In an information society, knowledge has evolved into the most important asset for any employer. Developing and driving a collective corporate skill set for the entire workforce can be crucial in sustaining a competitive advantage, especially when coupled with effective knowledge transfer and efficient learning techniques.
Research has shown that spending on training dropped last year by eleven per cent. More specifically the numbers employed by businesses, to maintain learning and development at work, has dropped five per cent. However despite this decline, 2009 saw an increase in the use of e-learning tools and technologies. Adoption rates rose significantly for virtual classroom tools, blogs, wikis, podcasts, and other tools that deliver learning efficiencies. We at NorthgateArinso have found that our demand for e-learning courses has mirrored this increase.
To define the term correctly, e-learning refers to strategies that deliver training courses online to employees. It’s about teaching someone a new skill quickly, and getting them to retain that information over time. It offers the flexibility to choose suitable studying times, the ability to train staff in numerous locations at once and reduced costs on expenses such as travel to classes.
Despite the numerous benefits, we also know there are benefits to classroom based learning. For example, the more contact students have with their teachers, the better they learn. However, equally important is the amount of contact students have with their peers. Learning in groups is not just more enjoyable, it is a proven source of motivation. Working towards a common goal, sharing tips on revision and simply offering encouragement: none of these factors should be overlooked. This is why we recommend that students are offered a varied learning process, which should include online and classroom-based lessons.
The business issue
Businesses should adopt a blended approach to learning for the best results.
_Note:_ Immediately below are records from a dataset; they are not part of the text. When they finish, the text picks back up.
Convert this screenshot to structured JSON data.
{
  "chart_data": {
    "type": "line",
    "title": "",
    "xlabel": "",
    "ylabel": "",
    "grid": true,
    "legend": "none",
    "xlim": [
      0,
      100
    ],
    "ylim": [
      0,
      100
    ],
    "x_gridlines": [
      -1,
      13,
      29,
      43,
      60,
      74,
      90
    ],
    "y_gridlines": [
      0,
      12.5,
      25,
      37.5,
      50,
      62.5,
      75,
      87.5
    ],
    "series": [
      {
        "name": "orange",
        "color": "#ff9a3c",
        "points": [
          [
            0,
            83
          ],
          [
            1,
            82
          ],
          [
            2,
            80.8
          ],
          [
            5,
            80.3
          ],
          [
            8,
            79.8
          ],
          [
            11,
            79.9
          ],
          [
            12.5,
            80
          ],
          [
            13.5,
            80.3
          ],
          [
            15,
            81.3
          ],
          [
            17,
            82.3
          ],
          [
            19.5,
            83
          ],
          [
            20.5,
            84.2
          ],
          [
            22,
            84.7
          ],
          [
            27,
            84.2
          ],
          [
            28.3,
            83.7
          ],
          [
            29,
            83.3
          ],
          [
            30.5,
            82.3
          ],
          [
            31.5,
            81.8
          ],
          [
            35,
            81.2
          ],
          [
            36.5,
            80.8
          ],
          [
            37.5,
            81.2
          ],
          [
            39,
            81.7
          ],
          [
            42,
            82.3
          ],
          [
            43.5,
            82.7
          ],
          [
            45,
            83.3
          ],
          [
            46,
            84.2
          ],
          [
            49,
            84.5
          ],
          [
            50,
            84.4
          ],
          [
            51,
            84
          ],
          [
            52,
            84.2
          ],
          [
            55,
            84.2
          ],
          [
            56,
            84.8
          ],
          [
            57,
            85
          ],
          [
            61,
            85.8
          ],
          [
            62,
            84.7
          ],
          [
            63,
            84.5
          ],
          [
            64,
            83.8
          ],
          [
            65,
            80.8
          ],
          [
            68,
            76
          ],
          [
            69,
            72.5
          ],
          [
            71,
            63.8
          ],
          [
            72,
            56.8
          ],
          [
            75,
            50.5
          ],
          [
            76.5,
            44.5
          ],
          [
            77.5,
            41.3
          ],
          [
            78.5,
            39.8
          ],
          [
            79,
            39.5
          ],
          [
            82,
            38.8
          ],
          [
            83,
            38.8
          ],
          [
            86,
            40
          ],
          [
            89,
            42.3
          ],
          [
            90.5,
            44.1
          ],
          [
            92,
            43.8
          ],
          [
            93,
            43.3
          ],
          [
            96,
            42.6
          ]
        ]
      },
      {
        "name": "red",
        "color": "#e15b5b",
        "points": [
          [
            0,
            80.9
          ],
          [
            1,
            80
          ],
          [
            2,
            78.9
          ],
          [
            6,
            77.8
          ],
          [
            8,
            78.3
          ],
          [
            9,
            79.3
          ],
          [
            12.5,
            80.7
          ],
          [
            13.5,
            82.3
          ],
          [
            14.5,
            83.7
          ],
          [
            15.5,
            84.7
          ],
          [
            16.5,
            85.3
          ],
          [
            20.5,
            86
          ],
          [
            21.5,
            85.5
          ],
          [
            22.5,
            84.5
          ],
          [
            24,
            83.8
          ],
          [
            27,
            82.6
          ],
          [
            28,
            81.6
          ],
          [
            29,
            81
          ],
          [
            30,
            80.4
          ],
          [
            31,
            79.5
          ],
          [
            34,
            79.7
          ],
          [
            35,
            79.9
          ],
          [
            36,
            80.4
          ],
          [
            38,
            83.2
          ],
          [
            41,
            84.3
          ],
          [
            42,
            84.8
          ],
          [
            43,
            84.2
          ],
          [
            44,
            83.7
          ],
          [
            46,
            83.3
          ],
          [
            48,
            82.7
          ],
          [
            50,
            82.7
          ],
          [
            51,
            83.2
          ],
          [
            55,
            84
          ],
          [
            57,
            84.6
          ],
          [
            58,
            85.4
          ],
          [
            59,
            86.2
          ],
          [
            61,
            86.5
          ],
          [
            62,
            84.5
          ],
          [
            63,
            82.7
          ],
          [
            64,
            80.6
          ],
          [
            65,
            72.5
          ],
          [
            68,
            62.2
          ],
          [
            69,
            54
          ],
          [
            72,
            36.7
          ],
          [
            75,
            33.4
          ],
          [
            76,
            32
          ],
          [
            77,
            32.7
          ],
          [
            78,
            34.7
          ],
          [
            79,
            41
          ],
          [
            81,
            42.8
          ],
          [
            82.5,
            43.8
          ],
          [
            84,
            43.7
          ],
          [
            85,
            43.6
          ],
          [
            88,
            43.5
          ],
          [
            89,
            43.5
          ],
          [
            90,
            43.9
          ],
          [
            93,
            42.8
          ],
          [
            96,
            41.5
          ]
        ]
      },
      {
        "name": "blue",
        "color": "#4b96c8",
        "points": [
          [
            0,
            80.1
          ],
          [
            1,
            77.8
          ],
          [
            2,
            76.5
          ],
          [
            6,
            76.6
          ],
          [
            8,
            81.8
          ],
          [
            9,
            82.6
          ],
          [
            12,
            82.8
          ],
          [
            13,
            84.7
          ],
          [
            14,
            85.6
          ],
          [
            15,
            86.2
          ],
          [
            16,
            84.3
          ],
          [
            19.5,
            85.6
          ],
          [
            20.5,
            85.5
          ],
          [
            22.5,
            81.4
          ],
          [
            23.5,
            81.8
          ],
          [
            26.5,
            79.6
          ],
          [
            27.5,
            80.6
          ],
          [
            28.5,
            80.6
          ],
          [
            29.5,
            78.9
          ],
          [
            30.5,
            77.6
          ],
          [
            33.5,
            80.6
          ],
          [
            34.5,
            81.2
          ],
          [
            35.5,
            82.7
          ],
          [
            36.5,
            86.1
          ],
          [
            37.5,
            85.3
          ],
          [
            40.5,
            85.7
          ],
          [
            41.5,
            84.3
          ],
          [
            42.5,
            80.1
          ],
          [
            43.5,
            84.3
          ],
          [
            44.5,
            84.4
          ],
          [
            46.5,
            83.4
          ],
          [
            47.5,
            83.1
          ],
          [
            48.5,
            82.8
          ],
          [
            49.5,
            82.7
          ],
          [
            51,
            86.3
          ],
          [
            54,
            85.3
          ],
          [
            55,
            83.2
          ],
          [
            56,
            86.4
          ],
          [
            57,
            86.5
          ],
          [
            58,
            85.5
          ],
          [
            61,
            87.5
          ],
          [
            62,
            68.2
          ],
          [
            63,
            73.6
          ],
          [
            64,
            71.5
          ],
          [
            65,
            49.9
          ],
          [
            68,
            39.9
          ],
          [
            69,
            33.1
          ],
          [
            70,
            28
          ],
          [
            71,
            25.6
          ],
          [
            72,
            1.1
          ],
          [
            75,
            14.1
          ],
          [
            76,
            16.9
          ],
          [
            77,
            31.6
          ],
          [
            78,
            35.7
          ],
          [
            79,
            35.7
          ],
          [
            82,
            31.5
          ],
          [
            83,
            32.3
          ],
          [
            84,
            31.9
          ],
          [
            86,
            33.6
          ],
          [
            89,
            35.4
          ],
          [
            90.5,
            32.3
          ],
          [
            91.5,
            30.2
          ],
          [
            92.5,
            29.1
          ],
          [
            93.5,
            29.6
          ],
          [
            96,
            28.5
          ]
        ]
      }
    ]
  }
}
Learning online is the most suitable option for tight budgets, and the recession has only leant further evidence to this reasoning.
Before stringent cutbacks affected the economy, e-learning was yet to gain widespread popularity. However, today demand for quick real-time learning has led to the adaption of courses and teaching structure specifically to fit with what the market wants. For example, as well as offering courses in longer sessions, modular chunks can now be purchased and completed in 15 to 20 minutes. From a payroll perspective that means that an employee can learn how to complete a task, such as timesheets and expenses, without having to learn the whole course. Furthermore, we encourage course advocates to complete classroom-based learning and relay the training back to other colleagues, this way there are always individuals that have the experience of the classroom and interaction with trainers. These advocates are then able to help others with any questions and gaps in knowledge on the office floor.
Monitored training and exams remain a fail proof way for businesses to ensure their staff have absorbed information. Many of the training courses available online can be set at a certain pass rate, meaning employers can rest safe in the knowledge that their money is being well spent and a certain level of knowledge is being retained.
Payroll as a training function
Perhaps most worrying for businesses is the potential threat posed by inadequate, outdated or absent skills. You only have to read the headlines in the HR press to appreciate the value of having staff that are up to speed with relevant legislation and HR requirements.
HR departments have vast amounts of e-learning courses available to them. Data collection, analysis, design, development and delivery mean HR professionals can quickly become aware of what legal requirements exist and how businesses should be handling their HR data. Preparation for an ERP implementation, SAP navigation, HR modules and e-Services are some of the others that are most commonly requested. This type of training equips employees with the skills to use HR and payroll solutions effectively to maximise return on investment.
What is clear, is that HR training is now reaching out beyond the HR department. With time and costs a critical expense, e-learning courses are now being dispatched around the business so employees can learn how to complete tasks themselves, utilising the self service capabilities of technology. This provides managers using online training the ability to manage, up-skill , motivate and develop their teams. It also allows the HR department time to be able to complete more strategic tasks, outside the requirements of basic training.
Still a lot to learn
We all know e-learning is not the easy way to train staff. It’s a method that requires commitment, but it will work because employees are able to get the information they need quickly and efficiently - making course material available at their fingertips. Combine with this the inclusion of classroom learning, and the blended approach we have talked about, and this will lead to the attainment of levels of knowledge needed within the business. E-learning works because tutors and employees are dedicated to the methods being implemented, not because it’s a short-term fix to get employees qualified quickly.